What’s interesting about the Bowen is that a VILLAIN is the most interesting man in the book. We all want heroes/heroines that we can cheer for but, for me, there’s something about a flawless person that just doesn’t call to me. I’m also growing tired of plots where it looks like a lead is doing something unethical but in reality he/she is doing something that makes the world a better place. Again, I’m all for making the world a better place. But shoehorning that into a story just so we can telegraph your characters’ virtue rarely works for me as a reader.
King has been the most interesting man – character – in something like the last four or five of Kelly Bowen’s books! Right from the time he first stepped onto the page in her previous series, I immediately thought “oooh – I need his story!” There were some interesting snippets dropped in A Duke to Remember which haven’t been followed up on yet – and as one of the ladies said in their review, it’s never a great thing when a secondary character (and a villainous one at that!) is more interesting than the hero.
Eh, he’s pretty standard HR Dictatorial Father; nothing better or worse that what you’ll have seen in most HR when the heroine is pressured to marry. My problem was with the total personality transplant he has near the end.

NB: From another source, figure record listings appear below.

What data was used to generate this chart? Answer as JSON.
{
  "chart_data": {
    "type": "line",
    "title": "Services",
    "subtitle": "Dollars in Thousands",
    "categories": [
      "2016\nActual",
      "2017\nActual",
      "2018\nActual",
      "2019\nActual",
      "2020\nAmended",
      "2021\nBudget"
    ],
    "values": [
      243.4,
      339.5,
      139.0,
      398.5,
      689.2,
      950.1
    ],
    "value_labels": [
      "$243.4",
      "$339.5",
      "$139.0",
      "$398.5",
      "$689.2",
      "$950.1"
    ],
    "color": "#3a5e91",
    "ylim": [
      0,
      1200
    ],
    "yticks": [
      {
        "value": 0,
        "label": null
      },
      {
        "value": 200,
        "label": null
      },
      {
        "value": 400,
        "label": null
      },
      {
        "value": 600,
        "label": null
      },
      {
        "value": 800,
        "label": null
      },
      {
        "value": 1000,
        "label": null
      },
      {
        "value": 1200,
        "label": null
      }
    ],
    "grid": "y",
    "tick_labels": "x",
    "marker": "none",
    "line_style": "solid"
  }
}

Oof, I had no idea he ends up doing a Magical Turnaround on top of it all.
I’ve read spoilers about the heroine’s father and how he treats her and oof and yikes. I’m still going to give this a try but eesh.
The two leads in this book are written to be such social justice warriors–not a bad thing, mind you–that the story and society they’re placed in doesn’t make sense. I’ve loved many of Shupe’s works but this one felt forced.
Same here. I liked the plot more than the romance (which was the case with the new Kelly Bowen book as well) – I’d totally read a Gilded Age legal thriller starring Frank Tripp!! But this isn’t a legal thriller, it’s supposed to be a romance – and it’s happening more and more that romances are being squeezed out in favour of convoluted plots. And these types of heroines are becoming as prevalent (and as boring) as the continual parade of dukes and earls.
I didn’t have room in the review to say this, but if the heroines of the next books in the series are Mamie’s sisters, I don’t think I’ll be bothering to read them, because – ugh. Didn’t think much of them at all.